California and National Elections

Sunshine Amendment Puts Burden of Proof on Government For Public Records

Proposition 59 has been overshadowed by the more controversial initiatives on stem cell research, casino money, and the three strikes law this election season. But the proposition, which would give Californians a constitutional right to access government information, nonetheless, makes important changes in existing law.

The so-called Sunshine Amendment, written by State Senator John Burton (D-SF), would put the rights granted by California’s public records and open meetings laws in the state constitution.

More importantly, it would also shift the burden of proof in public record requests from the public and press, who currently have to demonstrate why they would benefit from access, to the government, which would have to prove why records should remain private. And it would require courts to show deference to the public by broadly interpreting state laws that grant access and narrowly interpreting those that limit access.

Several California laws provide for public access to government documents and meetings. The Ralph M. Brown Act of 1953 requires local government meetings to be open, the Bagley-Keene Open Meeting Act of 1967 requires state board and commission meetings to be open, and the California Public Records Act of 1968 grants citizens the right to copies of government documents.

But proponents of the Sunshine Amendment say Californians’ rights to government records and meetings have been chipped away over the years by legislative acts, executive orders, court decisions, and public officials’ refusals to hand over documents. The biggest problem, they say, is that when officials deny access, citizens’ only option is to sue, a measure few can afford. And when lawsuits are filed, courts often decide in favor of the government.

Enshrining the right to access government information in the California Constitution would make important strides toward correcting these problems, Proposition 59 proponents say. It would send a message to judges that Californians value government access, they say. “Prop 59 can be fairly seen as a set of instructions to judges, and the key instruction is that the obligation to disclose has to be interpreted broadly and the ability to withhold has to be interpreted narrowly,” said Peter Scheer, executive director of the California First Amendment Coalition.

If the Sunshine Amendment passes, “hopefully judges will be deciding these cases more often in favor” of the public and press, Scheer said.

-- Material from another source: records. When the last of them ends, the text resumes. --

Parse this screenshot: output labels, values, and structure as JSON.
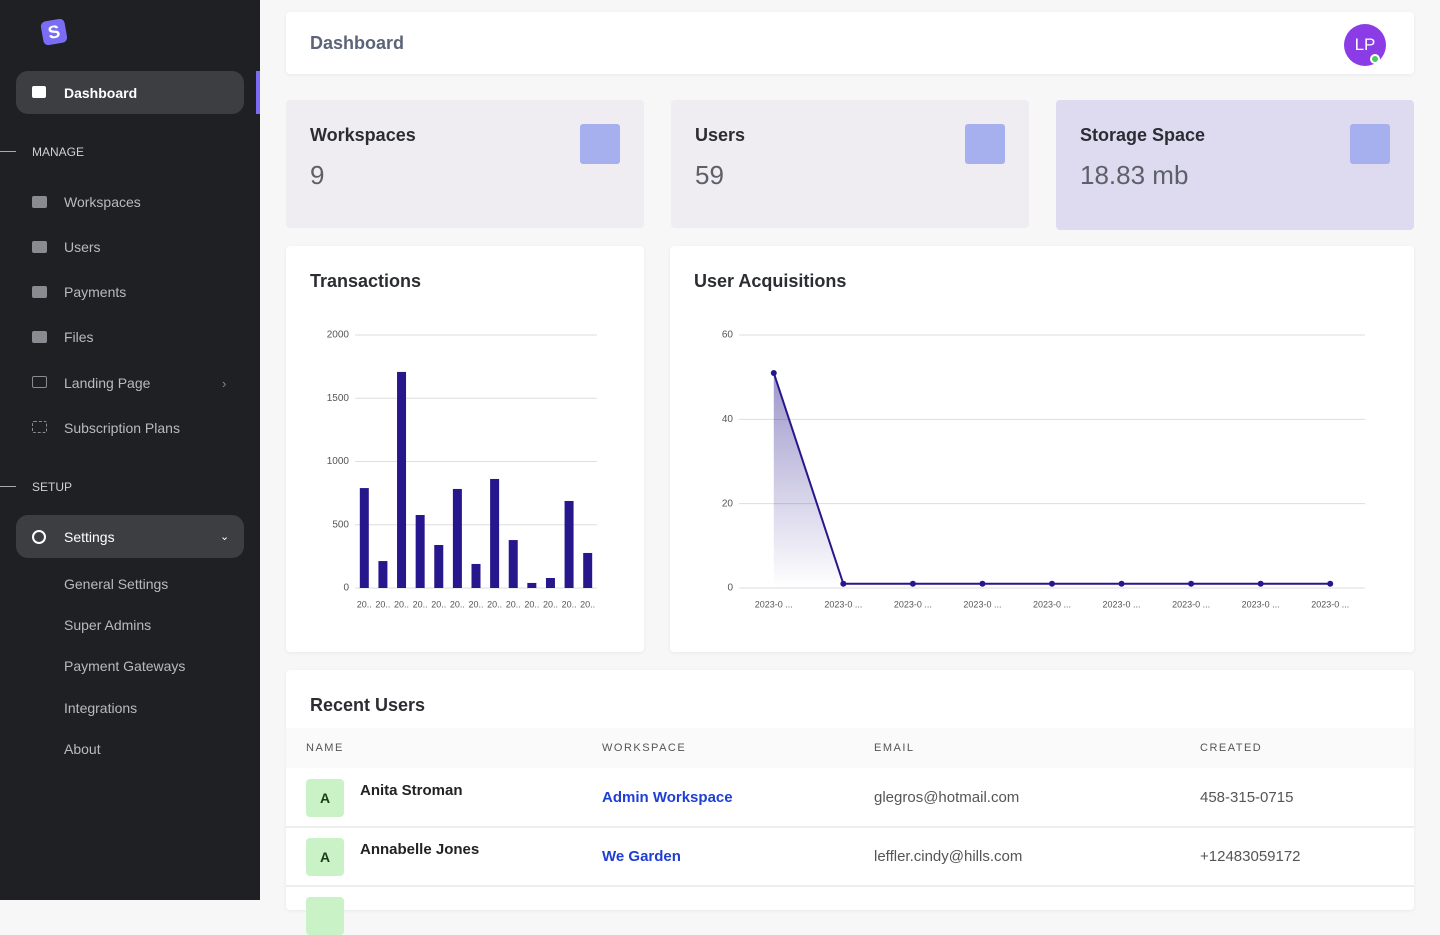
{
  "sidebar": {
    "items": [
      "Dashboard"
    ],
    "manage": {
      "heading": "MANAGE",
      "items": [
        "Workspaces",
        "Users",
        "Payments",
        "Files",
        "Landing Page",
        "Subscription Plans"
      ]
    },
    "setup": {
      "heading": "SETUP",
      "settings": "Settings",
      "items": [
        "General Settings",
        "Super Admins",
        "Payment Gateways",
        "Integrations",
        "About"
      ]
    }
  },
  "header": {
    "title": "Dashboard",
    "avatar": "LP"
  },
  "stats": [
    {
      "label": "Workspaces",
      "value": "9"
    },
    {
      "label": "Users",
      "value": "59"
    },
    {
      "label": "Storage Space",
      "value": "18.83 mb"
    }
  ],
  "charts": [
    {
      "type": "bar",
      "title": "Transactions",
      "categories": [
        "20..",
        "20..",
        "20..",
        "20..",
        "20..",
        "20..",
        "20..",
        "20..",
        "20..",
        "20..",
        "20..",
        "20..",
        "20.."
      ],
      "values": [
        790,
        213,
        1708,
        577,
        340,
        783,
        190,
        862,
        379,
        40,
        79,
        688,
        277
      ],
      "color": "#26178c",
      "ylim": [
        0,
        2000
      ],
      "yticks": [
        0,
        500,
        1000,
        1500,
        2000
      ],
      "grid": true
    },
    {
      "type": "line",
      "title": "User Acquisitions",
      "categories": [
        "2023-0 ...",
        "2023-0 ...",
        "2023-0 ...",
        "2023-0 ...",
        "2023-0 ...",
        "2023-0 ...",
        "2023-0 ...",
        "2023-0 ...",
        "2023-0 ..."
      ],
      "values": [
        51,
        1,
        1,
        1,
        1,
        1,
        1,
        1,
        1
      ],
      "color": "#26178c",
      "ylim": [
        0,
        60
      ],
      "yticks": [
        0,
        20,
        40,
        60
      ],
      "grid": true
    }
  ],
  "table": {
    "title": "Recent Users",
    "columns": [
      "NAME",
      "WORKSPACE",
      "EMAIL",
      "CREATED"
    ],
    "rows": [
      [
        "A",
        "Anita Stroman",
        "Admin Workspace",
        "glegros@hotmail.com",
        "458-315-0715"
      ],
      [
        "A",
        "Annabelle Jones",
        "We Garden",
        "leffler.cindy@hills.com",
        "+12483059172"
      ]
    ]
  }
}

A constitutional right is given the most weight when compared with other laws, such as those that protect government privacy. When courts rule in favor of the person trying to access government documents, the government agency has to pay the plaintiff’s attorney’s fees.

The acts that grant access can easily be changed by a majority of the legislature, which has caused public access rights to be watered down over the last decade, said Scheer. “When they’re in the constitution, it’s very, very difficult to weaken these protections – the only way is by amending the state constitution,” he said. In addition, all new state laws and regulations would have to conform to the Sunshine Amendment.

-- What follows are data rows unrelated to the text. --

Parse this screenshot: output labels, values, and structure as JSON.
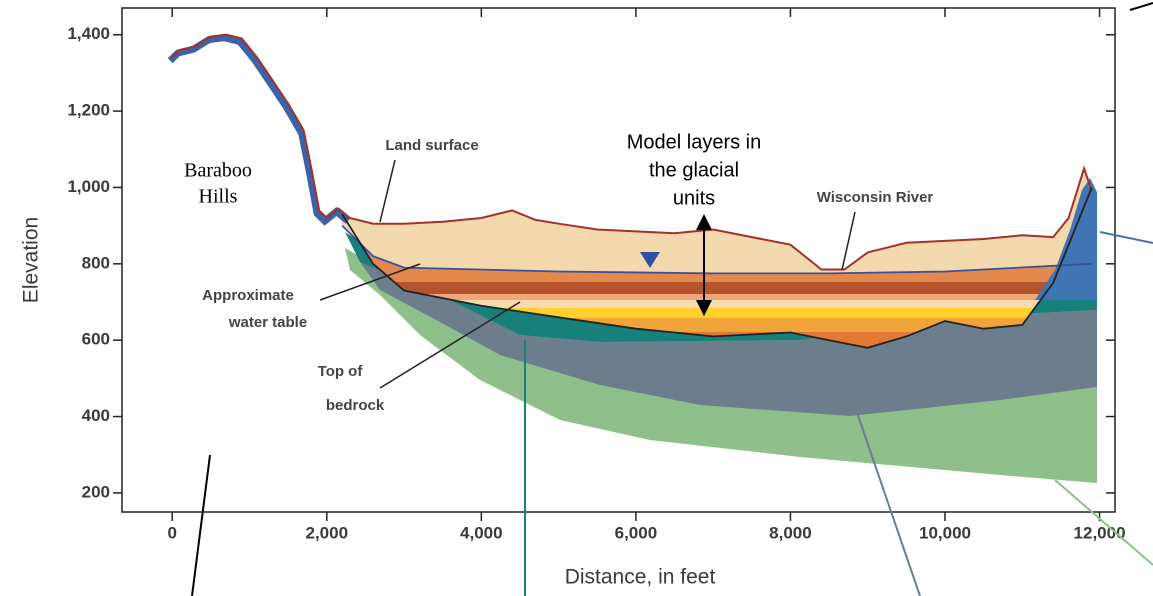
{
  "chart_data": {
    "type": "cross-section",
    "x_label": "Distance, in feet",
    "y_label": "Elevation",
    "xlim": [
      -650,
      12200
    ],
    "ylim": [
      150,
      1470
    ],
    "xticks": [
      0,
      {
        "value": 2000,
        "label": "2,000"
      },
      {
        "value": 4000,
        "label": "4,000"
      },
      {
        "value": 6000,
        "label": "6,000"
      },
      {
        "value": 8000,
        "label": "8,000"
      },
      {
        "value": 10000,
        "label": "10,000"
      },
      {
        "value": 12000,
        "label": "12,000"
      }
    ],
    "yticks": [
      200,
      400,
      600,
      800,
      {
        "value": 1000,
        "label": "1,000"
      },
      {
        "value": 1200,
        "label": "1,200"
      },
      {
        "value": 1400,
        "label": "1,400"
      }
    ],
    "series": [
      {
        "color": "#a3312b",
        "x": [
          0,
          100,
          300,
          500,
          700,
          900,
          1100,
          1300,
          1500,
          1700,
          1800,
          1900,
          2000,
          2150,
          2300,
          2600,
          3000,
          3500,
          4000,
          4400,
          4700,
          5000,
          5500,
          6000,
          6500,
          7000,
          7500,
          8000,
          8400,
          8700,
          9000,
          9500,
          10000,
          10500,
          11000,
          11400,
          11600,
          11800,
          11900
        ],
        "values": [
          1340,
          1360,
          1370,
          1395,
          1400,
          1390,
          1340,
          1280,
          1220,
          1150,
          1050,
          940,
          920,
          945,
          920,
          905,
          905,
          910,
          920,
          940,
          915,
          905,
          890,
          885,
          880,
          890,
          870,
          850,
          785,
          785,
          830,
          855,
          860,
          865,
          875,
          870,
          920,
          1050,
          990
        ]
      },
      {
        "color": "#3a4fa0",
        "x": [
          2200,
          2600,
          3000,
          5000,
          7000,
          8500,
          10000,
          11900
        ],
        "values": [
          900,
          820,
          790,
          780,
          775,
          775,
          780,
          800
        ]
      },
      {
        "color": "#222222",
        "x": [
          2200,
          2600,
          3000,
          4000,
          5000,
          6000,
          7000,
          8000,
          8500,
          9000,
          9500,
          10000,
          10500,
          11000,
          11400,
          11700,
          11900
        ],
        "values": [
          930,
          800,
          730,
          690,
          660,
          630,
          610,
          620,
          600,
          580,
          610,
          650,
          630,
          640,
          750,
          900,
          1000
        ]
      }
    ],
    "annotations": {
      "land_surface": "Land surface",
      "wisconsin_river": "Wisconsin River",
      "water_table": [
        "Approximate",
        "water table"
      ],
      "bedrock": [
        "Top of",
        "bedrock"
      ],
      "hills": [
        "Baraboo",
        "Hills"
      ],
      "model_layers": [
        "Model layers in",
        "the glacial",
        "units"
      ]
    }
  }
}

Proponents say placing the issue on the state ballot will increase public awareness of the problem. “The reality is if people know about it because they’ve heard about it on an initiative, it receives substantially more attention,” said Thomas Burke, a First Amendment lawyer at Davis Wright Tremaine LLP and a media law instructor at the University of California, Berkeley Graduate School of Journalism.

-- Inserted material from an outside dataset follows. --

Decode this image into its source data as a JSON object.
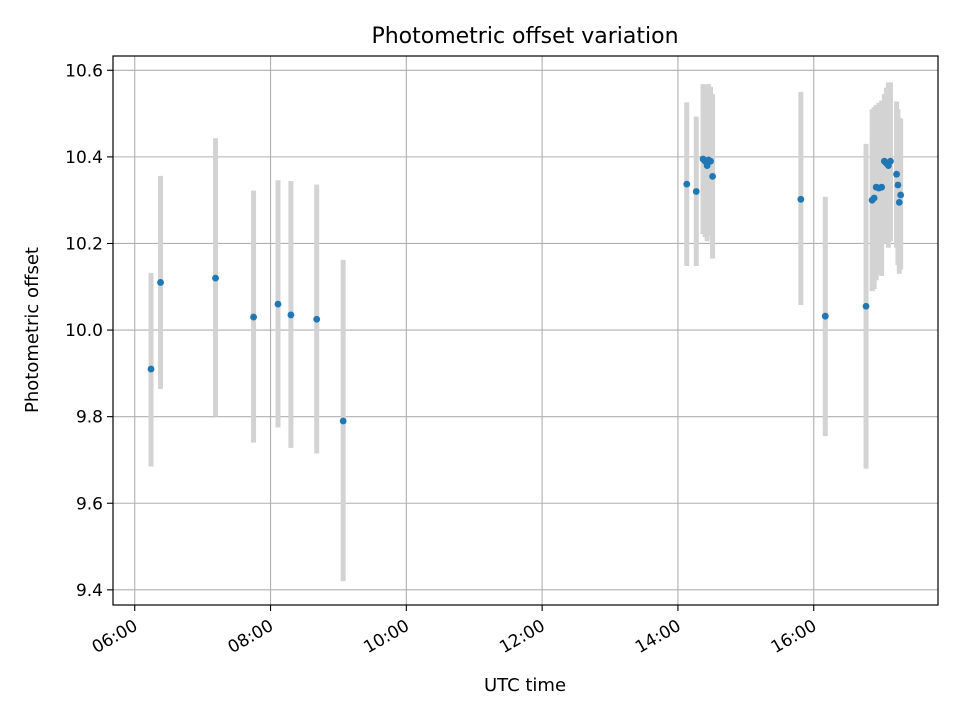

As a result, citizens will be more confident and persistent in their efforts to obtain government documents, according to the Coalition for Open Government, a group of organizations that support Proposition 59 including the California First Amendment Coalition, the California Newspaper Publishers Association, and the League of Women Voters of California.

The proposition has one very significant loophole – when writing the amendment, the legislature excluded itself from those government bodies required to release records and open meetings. “It’s a terrible loophole, but unfortunately the legislature, which is very irresponsible in a whole lot of ways, exempts itself from every requirement you can think of,” Scheer said. Some proponents say the exemption was the only way to get the proposition on the ballot, and they hope future laws will apply the open government rules to the legislature.

The amendment faces no organized opposition. It passed unanimously in the state legislature. No major polls have covered Proposition 59, but most analysts believe it will do well at the ballot box. Even the writer of the official ballot argument in opposition to the proposition, Mountain View attorney Gary B. Wesley, is voting for it.

His argument, which he said he wrote in the spirit of voter education, said the proposition doesn’t go far enough toward opening government. “The question is whether you want to let the air out of the balloon for change by voting this in, because you’ll never get anything else. I will personally vote for it because I think it’s all we can get,” he said.

“The good news is the subject of access and representative government is the first one on the ballot, so hey, we’ve made some progress,” he said.